Pagi itu kami merencanakan mengadakan "Games Kreativitas" untuk merayakan secara sederhana 15 tahun kegiatan pendampingan bersama anak-anak di Mergosono. Anak-anak setuju dan bersemangat untuk mengadakan kegiatan tersebut. Ada games "Mr. Frog" yang mengajar anak-anak untuk teliti dan cermat, juga berlatih daya ingat. Ada games menghitung, mewarna dengan pasir juga puzzle dalam bahasa Inggris.
Tengah kami asyik melakukan kegiatan tersebut datang seorang ibu menghampiri kami, dari arah kantor SDN Mergosono 4. Saya pikir dia adalah salah seorang guru, jadi kami menyambutnya dengan ramah, karena selama ini setiap guru yang kebetulan datang ke sekolah pada hari Minggu dan melihat kami, hanya melihat sepintas sambil tersenyum ramah menyapa anak-anak. Tapi....
Sepertinya guru yang ini beda, pikir saya dalam hati.
"Maaf, ya, ini lagi belajar apa?" tanya Ibu guru tersebut, sambil menatap anak-anak dengan tajam. Anak-anak menghentikan kegiatan mereka sambil melihat ke arah guru tersebut dengan takut. (Takut? kok aneh, ya...pikir saya makin heran)
Lantas kemudian ia bertanya banyak hal pada saya tentang kegiatan kami, apa yang kami pelajari, berapa jumlah anaknya, siapa saja mereka...bla...bla....mendadak saya seperti diinterograsi dengan nadanya yang tajam dan keras.
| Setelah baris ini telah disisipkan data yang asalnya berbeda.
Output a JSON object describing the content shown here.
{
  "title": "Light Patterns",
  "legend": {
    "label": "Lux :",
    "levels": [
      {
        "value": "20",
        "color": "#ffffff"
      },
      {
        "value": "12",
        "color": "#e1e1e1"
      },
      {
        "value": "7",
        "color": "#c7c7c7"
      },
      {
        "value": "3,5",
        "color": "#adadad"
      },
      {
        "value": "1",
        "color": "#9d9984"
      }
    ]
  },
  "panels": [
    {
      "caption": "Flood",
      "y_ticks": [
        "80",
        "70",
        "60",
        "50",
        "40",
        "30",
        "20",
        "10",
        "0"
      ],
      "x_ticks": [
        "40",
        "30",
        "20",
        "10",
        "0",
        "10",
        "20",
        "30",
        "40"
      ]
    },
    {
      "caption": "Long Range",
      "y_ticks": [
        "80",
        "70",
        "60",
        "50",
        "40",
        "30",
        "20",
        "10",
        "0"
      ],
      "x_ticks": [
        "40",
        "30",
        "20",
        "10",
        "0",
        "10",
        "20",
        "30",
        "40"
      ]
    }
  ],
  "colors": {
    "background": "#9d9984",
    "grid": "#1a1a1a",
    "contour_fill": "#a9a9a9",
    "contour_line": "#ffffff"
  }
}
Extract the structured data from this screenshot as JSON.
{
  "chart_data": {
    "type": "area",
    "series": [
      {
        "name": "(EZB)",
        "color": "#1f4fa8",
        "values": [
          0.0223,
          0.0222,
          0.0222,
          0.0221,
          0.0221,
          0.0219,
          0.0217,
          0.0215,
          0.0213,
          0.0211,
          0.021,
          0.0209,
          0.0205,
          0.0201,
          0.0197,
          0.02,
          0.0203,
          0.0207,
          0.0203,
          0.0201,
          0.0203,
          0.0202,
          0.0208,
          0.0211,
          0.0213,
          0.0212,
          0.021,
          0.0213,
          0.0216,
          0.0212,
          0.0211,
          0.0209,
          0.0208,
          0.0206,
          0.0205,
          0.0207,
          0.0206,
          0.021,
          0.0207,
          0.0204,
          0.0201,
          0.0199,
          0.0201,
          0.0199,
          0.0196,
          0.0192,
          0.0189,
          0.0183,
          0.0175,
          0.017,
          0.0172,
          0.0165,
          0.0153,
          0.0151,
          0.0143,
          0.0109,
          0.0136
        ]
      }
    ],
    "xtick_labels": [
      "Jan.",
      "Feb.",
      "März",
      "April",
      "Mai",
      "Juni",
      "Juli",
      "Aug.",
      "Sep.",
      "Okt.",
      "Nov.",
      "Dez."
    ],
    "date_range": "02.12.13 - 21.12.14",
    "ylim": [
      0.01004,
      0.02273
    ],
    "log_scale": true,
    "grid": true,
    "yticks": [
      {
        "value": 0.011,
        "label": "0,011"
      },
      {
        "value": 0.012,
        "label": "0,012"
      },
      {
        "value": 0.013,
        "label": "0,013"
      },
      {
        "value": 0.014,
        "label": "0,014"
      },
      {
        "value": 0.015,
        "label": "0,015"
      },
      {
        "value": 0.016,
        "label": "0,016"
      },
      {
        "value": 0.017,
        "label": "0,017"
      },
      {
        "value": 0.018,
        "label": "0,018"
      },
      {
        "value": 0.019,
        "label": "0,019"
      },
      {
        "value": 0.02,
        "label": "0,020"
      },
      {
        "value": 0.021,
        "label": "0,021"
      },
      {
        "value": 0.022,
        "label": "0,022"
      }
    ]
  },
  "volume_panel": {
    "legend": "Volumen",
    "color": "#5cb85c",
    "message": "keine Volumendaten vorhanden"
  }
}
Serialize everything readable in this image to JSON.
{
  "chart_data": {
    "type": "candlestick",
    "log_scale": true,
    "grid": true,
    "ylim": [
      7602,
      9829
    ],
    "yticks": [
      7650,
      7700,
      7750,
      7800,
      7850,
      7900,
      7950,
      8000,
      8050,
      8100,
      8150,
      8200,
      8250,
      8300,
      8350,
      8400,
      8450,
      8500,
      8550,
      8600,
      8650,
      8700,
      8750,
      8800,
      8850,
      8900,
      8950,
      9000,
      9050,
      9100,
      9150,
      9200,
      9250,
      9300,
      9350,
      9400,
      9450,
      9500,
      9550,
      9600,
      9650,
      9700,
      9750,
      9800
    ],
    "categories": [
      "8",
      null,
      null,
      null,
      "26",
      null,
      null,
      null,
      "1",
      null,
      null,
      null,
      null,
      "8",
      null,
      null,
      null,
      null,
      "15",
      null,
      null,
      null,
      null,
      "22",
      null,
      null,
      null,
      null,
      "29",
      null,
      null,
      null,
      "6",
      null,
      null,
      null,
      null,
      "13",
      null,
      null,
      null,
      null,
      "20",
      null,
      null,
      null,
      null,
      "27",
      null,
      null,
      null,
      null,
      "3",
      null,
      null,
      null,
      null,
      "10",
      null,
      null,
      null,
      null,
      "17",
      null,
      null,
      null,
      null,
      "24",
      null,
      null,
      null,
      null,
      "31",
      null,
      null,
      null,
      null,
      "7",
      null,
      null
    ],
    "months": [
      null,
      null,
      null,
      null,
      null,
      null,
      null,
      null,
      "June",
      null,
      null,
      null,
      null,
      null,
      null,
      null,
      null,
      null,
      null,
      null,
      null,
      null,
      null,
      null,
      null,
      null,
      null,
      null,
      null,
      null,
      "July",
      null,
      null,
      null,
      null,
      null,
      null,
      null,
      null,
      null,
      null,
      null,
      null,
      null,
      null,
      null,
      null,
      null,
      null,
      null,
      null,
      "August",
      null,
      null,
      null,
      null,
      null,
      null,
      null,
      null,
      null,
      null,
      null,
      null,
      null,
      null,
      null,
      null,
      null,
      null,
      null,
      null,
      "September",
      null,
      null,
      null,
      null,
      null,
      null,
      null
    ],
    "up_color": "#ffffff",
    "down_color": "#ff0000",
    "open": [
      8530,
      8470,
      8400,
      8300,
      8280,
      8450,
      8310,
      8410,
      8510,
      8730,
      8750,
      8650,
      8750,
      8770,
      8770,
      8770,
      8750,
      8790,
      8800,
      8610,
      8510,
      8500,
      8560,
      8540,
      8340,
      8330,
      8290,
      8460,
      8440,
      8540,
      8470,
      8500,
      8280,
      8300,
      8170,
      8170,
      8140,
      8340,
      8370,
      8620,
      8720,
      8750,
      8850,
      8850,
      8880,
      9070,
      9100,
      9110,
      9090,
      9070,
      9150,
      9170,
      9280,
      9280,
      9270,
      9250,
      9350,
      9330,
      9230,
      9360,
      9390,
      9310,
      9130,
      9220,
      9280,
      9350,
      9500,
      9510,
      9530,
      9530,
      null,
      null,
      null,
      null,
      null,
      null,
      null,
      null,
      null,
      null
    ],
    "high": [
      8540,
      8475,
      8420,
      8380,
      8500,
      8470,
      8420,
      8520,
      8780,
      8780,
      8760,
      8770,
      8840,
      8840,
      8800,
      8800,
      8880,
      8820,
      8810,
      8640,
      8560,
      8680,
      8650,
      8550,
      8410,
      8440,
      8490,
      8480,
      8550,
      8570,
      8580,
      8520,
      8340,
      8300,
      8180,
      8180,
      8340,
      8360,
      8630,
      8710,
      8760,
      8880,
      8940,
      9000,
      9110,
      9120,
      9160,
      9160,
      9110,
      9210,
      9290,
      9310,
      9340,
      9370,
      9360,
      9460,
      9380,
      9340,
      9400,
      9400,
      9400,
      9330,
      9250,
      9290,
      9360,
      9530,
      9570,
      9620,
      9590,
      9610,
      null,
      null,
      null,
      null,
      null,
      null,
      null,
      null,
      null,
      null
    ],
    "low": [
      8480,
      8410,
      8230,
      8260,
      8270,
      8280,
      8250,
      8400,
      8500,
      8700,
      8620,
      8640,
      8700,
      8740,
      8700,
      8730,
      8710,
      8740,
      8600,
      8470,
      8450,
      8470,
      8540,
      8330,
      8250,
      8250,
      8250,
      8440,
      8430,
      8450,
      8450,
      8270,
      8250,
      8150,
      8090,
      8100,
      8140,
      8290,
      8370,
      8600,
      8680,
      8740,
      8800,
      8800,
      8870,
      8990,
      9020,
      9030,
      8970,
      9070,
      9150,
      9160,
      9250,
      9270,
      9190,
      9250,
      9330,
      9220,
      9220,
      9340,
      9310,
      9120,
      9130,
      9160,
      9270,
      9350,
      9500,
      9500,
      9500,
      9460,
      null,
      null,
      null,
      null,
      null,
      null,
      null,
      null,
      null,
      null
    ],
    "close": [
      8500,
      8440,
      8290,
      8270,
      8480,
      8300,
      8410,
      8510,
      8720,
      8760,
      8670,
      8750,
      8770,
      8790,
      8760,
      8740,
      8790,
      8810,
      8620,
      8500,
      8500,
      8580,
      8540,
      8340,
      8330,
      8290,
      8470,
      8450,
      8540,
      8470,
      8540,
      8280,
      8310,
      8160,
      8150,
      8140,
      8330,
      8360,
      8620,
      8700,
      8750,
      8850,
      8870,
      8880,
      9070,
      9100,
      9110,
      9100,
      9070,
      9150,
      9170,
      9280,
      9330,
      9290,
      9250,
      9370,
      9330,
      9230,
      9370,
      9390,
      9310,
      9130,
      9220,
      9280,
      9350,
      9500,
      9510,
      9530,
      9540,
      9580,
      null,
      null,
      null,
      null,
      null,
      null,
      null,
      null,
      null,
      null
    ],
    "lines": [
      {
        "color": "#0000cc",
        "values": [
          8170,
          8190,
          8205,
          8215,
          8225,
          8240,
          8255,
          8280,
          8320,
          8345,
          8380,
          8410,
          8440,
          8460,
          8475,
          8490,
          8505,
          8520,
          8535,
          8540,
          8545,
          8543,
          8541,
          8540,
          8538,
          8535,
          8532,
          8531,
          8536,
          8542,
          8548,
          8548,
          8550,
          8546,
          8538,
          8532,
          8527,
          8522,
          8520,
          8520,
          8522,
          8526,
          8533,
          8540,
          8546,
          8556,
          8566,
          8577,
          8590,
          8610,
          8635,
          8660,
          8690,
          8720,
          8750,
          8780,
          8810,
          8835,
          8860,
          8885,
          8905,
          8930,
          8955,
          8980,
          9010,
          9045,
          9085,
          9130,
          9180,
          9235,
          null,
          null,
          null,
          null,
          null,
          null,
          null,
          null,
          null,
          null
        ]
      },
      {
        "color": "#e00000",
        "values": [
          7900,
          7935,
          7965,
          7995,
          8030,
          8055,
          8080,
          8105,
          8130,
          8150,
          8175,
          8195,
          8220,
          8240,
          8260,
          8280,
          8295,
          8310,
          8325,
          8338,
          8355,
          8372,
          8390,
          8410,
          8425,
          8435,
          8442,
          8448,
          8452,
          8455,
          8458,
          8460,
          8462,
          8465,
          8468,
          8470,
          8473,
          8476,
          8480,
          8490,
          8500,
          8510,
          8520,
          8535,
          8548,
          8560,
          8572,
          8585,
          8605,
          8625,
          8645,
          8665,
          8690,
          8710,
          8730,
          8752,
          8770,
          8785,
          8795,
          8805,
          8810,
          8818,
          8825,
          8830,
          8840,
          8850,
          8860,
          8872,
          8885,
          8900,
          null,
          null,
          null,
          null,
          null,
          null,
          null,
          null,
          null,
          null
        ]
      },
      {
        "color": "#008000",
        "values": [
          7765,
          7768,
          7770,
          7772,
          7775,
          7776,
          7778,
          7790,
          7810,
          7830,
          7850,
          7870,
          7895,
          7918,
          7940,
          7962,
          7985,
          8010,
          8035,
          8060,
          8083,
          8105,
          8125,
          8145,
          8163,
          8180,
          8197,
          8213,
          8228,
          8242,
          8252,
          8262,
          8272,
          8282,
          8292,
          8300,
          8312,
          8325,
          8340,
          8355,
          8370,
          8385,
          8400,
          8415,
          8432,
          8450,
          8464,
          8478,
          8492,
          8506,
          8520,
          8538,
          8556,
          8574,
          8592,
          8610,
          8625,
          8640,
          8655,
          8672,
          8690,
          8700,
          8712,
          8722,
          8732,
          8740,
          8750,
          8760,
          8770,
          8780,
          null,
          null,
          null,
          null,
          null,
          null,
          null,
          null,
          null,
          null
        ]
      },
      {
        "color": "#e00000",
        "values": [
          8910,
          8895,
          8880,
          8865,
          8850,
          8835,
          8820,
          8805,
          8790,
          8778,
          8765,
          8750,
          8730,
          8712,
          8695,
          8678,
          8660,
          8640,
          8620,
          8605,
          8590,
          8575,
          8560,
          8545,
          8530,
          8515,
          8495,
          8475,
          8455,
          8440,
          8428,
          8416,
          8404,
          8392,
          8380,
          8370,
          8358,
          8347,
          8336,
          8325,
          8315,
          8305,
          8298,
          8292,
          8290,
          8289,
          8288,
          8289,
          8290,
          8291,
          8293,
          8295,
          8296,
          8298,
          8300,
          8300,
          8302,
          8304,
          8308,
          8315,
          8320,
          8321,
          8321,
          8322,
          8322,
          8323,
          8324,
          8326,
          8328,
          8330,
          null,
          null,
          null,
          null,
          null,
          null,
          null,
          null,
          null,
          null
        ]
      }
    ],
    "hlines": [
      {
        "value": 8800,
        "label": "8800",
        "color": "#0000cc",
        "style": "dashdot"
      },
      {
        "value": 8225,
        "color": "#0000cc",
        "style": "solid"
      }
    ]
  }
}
"Sudah ada izin belum pakai tempat di sini?" tanya Ibu guru tersebut lagi, dengan tatapan mata tajam dan menusuk pada saya. Saya tercenung, dulu sekali saya pernah berpikir untuk mengurus izin pada pihak sekolah, sekadar sapaan resmi pada pihak sekolah karena halaman mereka kami pakai....hingga empat atau tiga kali pergantian kepala sekolah SD ini berganti, belum terlaksana karena memang selama ini tidak ada kendala.
"Meski hanya pakai halaman sekolah ini tiap minggunya ya, Bu?" tanya saya berlagak bodoh.
"Ya, harus! Saya bikin bangku di sekolah ini, perbaiki halaman sekolah...semua juga pakai aturan," ucapnya lagi sambil menunjuk bangku marmer di halaman kelas di sekolah itu. Kali ini nadanya makin keras.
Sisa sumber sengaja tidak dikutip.